It looks like the J. Hood Wright Park and CCNY/Shepard Hall nests are both inactive this year. I visited J. Hood Wright Park earlier in the week and saw a Red-Tailed Hawk perched on Haven Avenue on the west side of the park, so the nest may be in a new location this year. At CCNY, I didn't see any activity. The CCNY pair may have relocated to the radio tower they used a few years ago. Let's hope we hear some good news about either pair, later in the season.
- Red-tailed Hawks are nesting on the flood lights of Field 10 out on Randals Island again this year.
- The 310 West 72nd Street nest is confirmed to be active again.
- Tompkins Square park has become a version of the dating game, will it be Contestant #1, Contestant #2 or Contestant #3?
- I made a note that there is a good chance we'll find a nest on Governors Island this year. We'll find out when the island opens to the public May 1.
I hadn't had a chance to get up to 350 Central Park West for a few weeks and the nest looks great. The nest looks solid and in good shape. I caught up with the male near the Tennis Courts, and after watching the female on the nest, saw an exchange of the two hawks. The male took over egg warming duties and the female eat a pigeon left for her in a nearby tree. Then after she flew around for about five minutes, returned to the nest, and the male left.
On the fourth floor level of the fire escape on a building on the northwest corner of 96th and Lexington Avenue, there is a new hawk nest. The female was brooding when I arrived and the male was briefly on a water tank before flying out of view. I stayed until after sunset, but didn't see a nest exchange between the two hawks.
Two changes today.
- The Highbridge Park nest appears not to be in use this year. I suspect there a nest in the park, but is as of yet not found.
- In Tompkins Square Park, Dora appears to have injured her wing again and has gone back to rehab. A new female is claiming the nest. There is a post on the EV Grieve blog. Laura Goggin Photography's has also posted about the events on Wednesday.
I'm on vacation in California, but I'm getting reports about the Manhattan nests. Any additional news would be welcome. In general, it looks like this year's nests are running a week or two later than last years nests.
This winter Snowy Owls have been spotted along the sea coast of New York City and Long Island this winter. I love watching them from a distance. If you are interested in seeing a Snowy Owl, read up on the special care needed to watch these great birds before you go out to see one.
I was worried about this owl getting disturbed by people, but it and two other owls nearby managed to get spooked by a large four engine jet coming in low to land at JFK.
The Osprey platform out in Scot Cove in Darien, Connecticut only had one chick this year. Nevertheless, it was fun going out to watch the family for a third year.
This will be the last update for 2017. The St. John nest has fledged.
Although the number of confirmed nests is lower than last year, all in all, 2017 was a good year.
Changes from last update:
- 72nd and West End Nest has fledged
- 2nd fledgling confirmed at Inwood Hill Park (6-27-17)
Changes from the last report:
- Three eyasses confirmed at J. Hood Wright Park
- Three eyasses confirmed at Grant's Tomb
- Tompkins Square Park has one eyass
Washington Square Park was full of birders after a beautiful male Kentucky Warbler this afternoon. After photographing the Kentucky, I watched the nest briefly. I saw my first wing flap from the eyass, a great sign of things to come.
Changes from the last report:
- The 95th and Lexington nest has been abandoned
- The J. Hood Wright Park nest has hatched according to observers
- The Grant's Tomb has at least two eyasses
- The Washington Square nest had an eyass die. The current pair have had three nests.
- In 2015 the nest produced 2 healthy fledglings
- In 2016 there were two unhatched eggs and while one eyass fledged suscessfully, it had problems with late feather growth.
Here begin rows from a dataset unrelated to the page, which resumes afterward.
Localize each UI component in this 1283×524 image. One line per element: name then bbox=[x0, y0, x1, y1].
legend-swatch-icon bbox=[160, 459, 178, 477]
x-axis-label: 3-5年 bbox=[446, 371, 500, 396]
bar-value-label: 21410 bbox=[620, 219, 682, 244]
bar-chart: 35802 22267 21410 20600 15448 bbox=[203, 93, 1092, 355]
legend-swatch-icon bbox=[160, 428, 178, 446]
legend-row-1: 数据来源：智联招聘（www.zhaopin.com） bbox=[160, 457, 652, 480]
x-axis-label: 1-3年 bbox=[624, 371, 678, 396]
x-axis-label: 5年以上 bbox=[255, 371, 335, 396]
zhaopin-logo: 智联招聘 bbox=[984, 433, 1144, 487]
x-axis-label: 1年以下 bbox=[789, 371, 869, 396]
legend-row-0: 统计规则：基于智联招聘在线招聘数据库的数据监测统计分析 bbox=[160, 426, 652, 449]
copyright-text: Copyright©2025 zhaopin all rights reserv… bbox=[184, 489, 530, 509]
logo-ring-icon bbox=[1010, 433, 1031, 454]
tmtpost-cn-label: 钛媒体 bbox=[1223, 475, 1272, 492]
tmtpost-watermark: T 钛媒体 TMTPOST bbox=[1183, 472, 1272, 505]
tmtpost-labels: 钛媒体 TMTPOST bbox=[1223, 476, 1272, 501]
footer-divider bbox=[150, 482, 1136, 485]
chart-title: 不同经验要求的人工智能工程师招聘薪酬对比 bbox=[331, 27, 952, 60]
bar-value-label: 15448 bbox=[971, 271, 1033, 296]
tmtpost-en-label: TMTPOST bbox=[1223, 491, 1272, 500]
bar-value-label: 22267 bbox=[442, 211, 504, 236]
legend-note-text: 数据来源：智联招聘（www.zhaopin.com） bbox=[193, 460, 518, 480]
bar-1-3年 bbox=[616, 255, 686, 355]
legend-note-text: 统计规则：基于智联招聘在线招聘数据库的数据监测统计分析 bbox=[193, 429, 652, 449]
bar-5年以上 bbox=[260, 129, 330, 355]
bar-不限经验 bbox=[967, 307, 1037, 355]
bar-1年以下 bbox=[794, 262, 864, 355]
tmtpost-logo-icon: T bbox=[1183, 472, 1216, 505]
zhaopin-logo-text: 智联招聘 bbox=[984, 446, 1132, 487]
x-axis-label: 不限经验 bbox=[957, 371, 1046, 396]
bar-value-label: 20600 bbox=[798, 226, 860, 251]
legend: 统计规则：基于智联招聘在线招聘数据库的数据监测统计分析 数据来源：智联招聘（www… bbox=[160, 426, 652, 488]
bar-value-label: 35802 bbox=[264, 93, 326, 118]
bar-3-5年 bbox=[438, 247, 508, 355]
- In 2017, there was one unhatched egg, one eyass that died in the first week and one hopefully healthy eyass.
The decline of the success rate for the Washington Square nest makes one question if there is a problem with the environment around the park. We might be seeing the effects of low levels of rodenticides or some other agent.
Thanks to a Tompkins Square Park Birder's great spotting, I got to watch a group of migrating Savannah Sparrows in the park on Thursday evening. It was a nice surprise in foggy weather.
- The Gorman Park Nest is brooding. The female has been seen sitting on the nest
- Although the J. Hood Wright Park nest is listed as not having hatched, it most likely has hatched but gone detected just yet.
- It looks unlikely that the 3rd egg at Washington Square Park will hatch.
As always, please email me if you have any updates for this chart.
Reports of Manhattan nests hatching are coming in...
Update 4/19: A second egg hatched at Washington Square Park.